8 tips about where to taste the best Italian cornetto in NY
if you are planning a visit to Italy, you will be spoiled for choice among all the bars and pastry shops where you can taste an Italian-style croissant. If you live in New York, instead, you’ll better follow my suggestion to make sure you enjoy real Italian cornetto types. This is my top 8 places where to go:
- Cerasella 3627 31st Street, Long Island City
- Fornaio Bakery ad Astoria
- Roma Cafe – Soho 29-14 30th Ave in Astoria
- Tarallucci e Vino restaurant and bistrot has its homemade pastry – East Village – 163 First Avenue, Union Square – 15 East 18th St, Upper West Side – 475 Columbus, NoMad – 44 East 28th St, Cooper Hewitt – 9 East 90th St
- Pasticceria Villabate – 7001 18th street Brooklyn
- Pasta Pane 58 W 8th St.
- Angelina’s Bakery Hell’s Kitchen – 575 8th Avenue, Central Park – 1427 Avenue of America
Finally, Caffé Sant’Ambroeus is a company of Italian origins by now very well established in New York and has many shops in town:
- Brookfield Place – 200 Vesey Street
- Madison Avenue – 1000 Madison Avenue
- West Village – 259 West 4th Street
- Soho – 265 Lafayette Street
- Midtown West – 15 West 56th Street
- Southampton – 30 Main Street, Southampton
- Hanley New York – 1136 3rd Avenue
- Loews Regency Hotel – 540 Park Avenue
- Sotheby’s – 1334 York Avenue
- Gelateria – 267 Lafayette Street
Types of cornetto
“Come lo vuoi?”. If you go inside a bar in Italy and you ask for a cornetto, this will be the first question they’ll make you. How do you want it? That’s because there are many types of cornetto and, the most good and creative the pastry is, the more cornetto types you’ll find.

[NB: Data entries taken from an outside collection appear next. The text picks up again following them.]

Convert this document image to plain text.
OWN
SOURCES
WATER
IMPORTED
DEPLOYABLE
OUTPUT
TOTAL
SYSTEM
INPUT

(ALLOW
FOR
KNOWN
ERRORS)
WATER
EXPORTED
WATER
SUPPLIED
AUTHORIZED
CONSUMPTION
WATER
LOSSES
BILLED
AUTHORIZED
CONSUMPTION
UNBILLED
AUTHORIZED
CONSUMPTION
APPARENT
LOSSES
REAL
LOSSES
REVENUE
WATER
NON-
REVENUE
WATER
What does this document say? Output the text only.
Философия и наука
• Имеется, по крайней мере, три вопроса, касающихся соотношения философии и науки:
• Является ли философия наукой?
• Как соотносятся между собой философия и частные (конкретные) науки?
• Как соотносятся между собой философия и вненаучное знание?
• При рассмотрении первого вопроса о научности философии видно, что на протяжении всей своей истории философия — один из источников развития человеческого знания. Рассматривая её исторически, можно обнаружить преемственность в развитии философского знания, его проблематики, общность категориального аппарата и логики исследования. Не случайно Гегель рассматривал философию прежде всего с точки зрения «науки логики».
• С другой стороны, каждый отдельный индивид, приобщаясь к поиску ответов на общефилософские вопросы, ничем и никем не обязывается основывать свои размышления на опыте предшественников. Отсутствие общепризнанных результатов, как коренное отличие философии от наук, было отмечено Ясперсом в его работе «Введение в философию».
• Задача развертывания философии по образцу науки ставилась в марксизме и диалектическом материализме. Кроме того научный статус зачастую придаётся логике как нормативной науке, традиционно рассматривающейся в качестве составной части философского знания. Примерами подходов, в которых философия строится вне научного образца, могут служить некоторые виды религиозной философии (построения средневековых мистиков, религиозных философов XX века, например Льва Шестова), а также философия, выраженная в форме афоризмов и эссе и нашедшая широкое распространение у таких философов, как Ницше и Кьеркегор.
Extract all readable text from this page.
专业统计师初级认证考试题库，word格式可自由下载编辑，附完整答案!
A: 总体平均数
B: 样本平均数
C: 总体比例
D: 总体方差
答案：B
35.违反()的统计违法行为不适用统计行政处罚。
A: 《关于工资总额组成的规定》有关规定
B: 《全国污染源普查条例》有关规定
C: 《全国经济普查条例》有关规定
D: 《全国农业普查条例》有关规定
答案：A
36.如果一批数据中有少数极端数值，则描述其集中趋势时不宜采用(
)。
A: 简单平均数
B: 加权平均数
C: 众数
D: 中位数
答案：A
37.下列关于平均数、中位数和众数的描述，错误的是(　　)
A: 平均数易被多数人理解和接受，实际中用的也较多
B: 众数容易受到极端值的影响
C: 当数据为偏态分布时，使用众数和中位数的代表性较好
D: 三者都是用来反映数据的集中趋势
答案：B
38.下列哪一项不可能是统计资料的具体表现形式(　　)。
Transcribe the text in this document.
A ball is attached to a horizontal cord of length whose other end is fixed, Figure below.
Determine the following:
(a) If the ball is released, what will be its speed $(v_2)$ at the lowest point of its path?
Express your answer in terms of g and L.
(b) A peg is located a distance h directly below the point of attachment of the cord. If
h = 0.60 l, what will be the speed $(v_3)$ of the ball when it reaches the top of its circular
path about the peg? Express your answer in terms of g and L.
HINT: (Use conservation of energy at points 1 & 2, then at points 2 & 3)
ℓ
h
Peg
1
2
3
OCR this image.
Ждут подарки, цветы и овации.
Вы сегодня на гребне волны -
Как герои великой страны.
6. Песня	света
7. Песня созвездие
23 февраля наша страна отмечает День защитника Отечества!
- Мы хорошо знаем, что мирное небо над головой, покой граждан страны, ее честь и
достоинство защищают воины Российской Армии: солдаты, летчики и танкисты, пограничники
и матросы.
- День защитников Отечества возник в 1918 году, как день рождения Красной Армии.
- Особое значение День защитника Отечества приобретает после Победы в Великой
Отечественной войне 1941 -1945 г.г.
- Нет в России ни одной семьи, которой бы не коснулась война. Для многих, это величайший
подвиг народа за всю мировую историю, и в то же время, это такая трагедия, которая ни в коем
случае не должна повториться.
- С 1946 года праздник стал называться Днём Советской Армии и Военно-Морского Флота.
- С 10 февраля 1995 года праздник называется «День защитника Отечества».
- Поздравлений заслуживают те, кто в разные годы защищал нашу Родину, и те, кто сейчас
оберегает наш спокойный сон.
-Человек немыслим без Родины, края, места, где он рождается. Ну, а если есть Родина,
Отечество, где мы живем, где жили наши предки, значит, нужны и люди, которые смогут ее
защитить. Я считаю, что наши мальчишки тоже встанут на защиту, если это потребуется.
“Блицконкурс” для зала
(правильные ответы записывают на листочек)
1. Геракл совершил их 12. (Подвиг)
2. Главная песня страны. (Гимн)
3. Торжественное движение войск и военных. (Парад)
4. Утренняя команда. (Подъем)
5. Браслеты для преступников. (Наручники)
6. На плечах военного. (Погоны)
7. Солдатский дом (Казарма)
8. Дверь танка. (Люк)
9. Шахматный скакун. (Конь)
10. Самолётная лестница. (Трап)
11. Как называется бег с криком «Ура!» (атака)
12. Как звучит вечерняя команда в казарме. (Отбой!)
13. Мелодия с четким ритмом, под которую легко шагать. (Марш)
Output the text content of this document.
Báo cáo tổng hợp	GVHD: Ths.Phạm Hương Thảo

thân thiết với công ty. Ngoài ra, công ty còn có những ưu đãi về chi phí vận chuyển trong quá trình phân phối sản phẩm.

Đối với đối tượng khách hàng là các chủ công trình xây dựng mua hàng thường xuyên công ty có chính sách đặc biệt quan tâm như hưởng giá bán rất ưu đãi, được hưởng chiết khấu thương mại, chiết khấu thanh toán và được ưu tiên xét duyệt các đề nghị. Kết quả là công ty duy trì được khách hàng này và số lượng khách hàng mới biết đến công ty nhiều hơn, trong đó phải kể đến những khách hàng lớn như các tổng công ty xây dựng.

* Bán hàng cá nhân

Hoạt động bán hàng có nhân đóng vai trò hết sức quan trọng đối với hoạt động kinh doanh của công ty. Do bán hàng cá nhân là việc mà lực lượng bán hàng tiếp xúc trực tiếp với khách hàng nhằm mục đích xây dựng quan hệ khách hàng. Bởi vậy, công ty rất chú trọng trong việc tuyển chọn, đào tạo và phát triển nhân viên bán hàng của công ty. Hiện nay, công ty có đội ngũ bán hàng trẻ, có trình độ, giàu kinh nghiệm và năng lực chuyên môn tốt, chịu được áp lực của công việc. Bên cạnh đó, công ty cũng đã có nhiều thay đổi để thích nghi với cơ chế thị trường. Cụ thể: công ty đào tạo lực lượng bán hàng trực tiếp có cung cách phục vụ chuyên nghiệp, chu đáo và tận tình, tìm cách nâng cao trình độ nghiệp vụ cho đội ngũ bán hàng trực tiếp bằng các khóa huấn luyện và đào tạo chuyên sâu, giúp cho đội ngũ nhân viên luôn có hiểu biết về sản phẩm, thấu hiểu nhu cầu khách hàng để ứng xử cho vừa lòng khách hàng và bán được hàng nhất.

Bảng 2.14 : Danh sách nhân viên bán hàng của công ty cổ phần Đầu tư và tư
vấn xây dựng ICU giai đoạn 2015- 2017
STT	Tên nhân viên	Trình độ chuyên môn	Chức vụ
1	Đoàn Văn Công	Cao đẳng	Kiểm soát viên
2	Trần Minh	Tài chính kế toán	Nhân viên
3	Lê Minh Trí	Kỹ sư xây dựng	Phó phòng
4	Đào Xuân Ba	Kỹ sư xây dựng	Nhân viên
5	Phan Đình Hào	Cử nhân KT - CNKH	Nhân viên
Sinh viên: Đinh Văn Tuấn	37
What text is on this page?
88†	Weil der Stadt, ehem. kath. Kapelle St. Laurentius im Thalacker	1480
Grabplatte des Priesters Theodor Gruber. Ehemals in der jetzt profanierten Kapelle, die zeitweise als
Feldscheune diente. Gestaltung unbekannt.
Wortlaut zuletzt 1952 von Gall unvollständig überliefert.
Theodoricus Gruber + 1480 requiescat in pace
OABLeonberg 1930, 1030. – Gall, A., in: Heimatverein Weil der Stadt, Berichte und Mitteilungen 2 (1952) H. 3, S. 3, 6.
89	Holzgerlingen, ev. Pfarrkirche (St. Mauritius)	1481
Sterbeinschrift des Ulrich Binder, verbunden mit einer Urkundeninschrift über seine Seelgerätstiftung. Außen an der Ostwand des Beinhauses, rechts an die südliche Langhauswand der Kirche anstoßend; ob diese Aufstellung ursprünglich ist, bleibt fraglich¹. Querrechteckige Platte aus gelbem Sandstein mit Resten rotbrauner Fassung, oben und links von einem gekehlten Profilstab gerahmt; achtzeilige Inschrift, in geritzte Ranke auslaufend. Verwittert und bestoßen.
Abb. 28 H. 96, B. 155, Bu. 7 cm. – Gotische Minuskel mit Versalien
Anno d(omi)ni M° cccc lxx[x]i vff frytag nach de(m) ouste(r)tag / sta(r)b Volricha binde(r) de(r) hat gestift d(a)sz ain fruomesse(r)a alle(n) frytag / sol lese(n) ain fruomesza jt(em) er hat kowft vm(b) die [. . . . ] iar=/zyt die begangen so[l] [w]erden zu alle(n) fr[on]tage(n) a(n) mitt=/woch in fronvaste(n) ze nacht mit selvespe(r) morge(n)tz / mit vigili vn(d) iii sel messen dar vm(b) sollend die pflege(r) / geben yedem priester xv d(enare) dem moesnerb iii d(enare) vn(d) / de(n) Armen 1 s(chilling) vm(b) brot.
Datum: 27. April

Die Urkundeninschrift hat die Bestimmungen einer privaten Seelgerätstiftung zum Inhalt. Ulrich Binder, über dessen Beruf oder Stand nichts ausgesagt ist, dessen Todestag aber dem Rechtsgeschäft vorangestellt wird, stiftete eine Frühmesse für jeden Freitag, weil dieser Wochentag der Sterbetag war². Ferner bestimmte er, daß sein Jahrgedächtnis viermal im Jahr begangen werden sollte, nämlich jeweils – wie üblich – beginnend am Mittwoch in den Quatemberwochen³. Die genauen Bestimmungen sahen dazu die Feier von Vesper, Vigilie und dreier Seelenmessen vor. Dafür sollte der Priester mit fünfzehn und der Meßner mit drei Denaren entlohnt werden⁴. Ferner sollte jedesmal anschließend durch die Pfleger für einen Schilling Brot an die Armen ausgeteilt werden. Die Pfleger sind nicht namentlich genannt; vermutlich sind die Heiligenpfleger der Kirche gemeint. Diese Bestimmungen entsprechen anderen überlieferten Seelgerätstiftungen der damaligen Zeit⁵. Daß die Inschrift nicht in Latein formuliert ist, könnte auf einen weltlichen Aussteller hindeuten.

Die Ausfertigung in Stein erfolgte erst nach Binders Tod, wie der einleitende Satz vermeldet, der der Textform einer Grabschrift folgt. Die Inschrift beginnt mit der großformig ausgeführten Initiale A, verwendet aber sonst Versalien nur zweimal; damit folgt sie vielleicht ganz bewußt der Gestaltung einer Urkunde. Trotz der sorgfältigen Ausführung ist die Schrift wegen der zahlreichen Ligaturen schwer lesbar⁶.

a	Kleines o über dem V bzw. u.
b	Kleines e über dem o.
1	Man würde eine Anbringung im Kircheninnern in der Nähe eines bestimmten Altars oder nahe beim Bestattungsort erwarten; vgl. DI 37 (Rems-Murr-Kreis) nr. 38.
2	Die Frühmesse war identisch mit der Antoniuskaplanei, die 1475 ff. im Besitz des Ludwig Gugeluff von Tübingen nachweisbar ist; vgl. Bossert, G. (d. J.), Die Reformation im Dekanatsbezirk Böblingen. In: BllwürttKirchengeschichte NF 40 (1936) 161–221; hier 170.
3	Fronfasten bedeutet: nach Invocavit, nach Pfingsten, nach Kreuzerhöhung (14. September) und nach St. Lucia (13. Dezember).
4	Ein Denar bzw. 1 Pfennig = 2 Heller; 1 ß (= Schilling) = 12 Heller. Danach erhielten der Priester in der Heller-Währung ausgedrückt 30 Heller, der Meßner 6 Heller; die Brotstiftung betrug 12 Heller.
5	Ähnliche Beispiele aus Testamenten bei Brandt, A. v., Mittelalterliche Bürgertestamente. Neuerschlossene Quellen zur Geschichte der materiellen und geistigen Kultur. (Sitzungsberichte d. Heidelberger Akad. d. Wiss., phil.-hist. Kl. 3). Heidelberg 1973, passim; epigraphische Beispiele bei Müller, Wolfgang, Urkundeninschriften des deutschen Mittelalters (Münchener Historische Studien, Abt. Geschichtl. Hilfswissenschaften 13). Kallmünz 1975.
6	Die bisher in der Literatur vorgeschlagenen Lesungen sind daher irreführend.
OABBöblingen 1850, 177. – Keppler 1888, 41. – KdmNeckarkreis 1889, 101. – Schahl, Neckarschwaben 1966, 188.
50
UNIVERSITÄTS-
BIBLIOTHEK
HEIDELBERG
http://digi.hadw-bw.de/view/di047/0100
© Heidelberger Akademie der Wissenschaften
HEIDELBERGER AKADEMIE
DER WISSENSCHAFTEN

The first distinction we have to make is that between wholemeal cornetto, vegan cornetto, and classic cornetto. All three are called “empty” or simple because they have no filling and the difference is in the preparation of the dough. The main variants of the filling instead are chocolate, custard, cherry jam, and apricot jam. The most specialized pastry shops also sell croissants filled with white chocolate, pistachio cream, blueberries, and many others.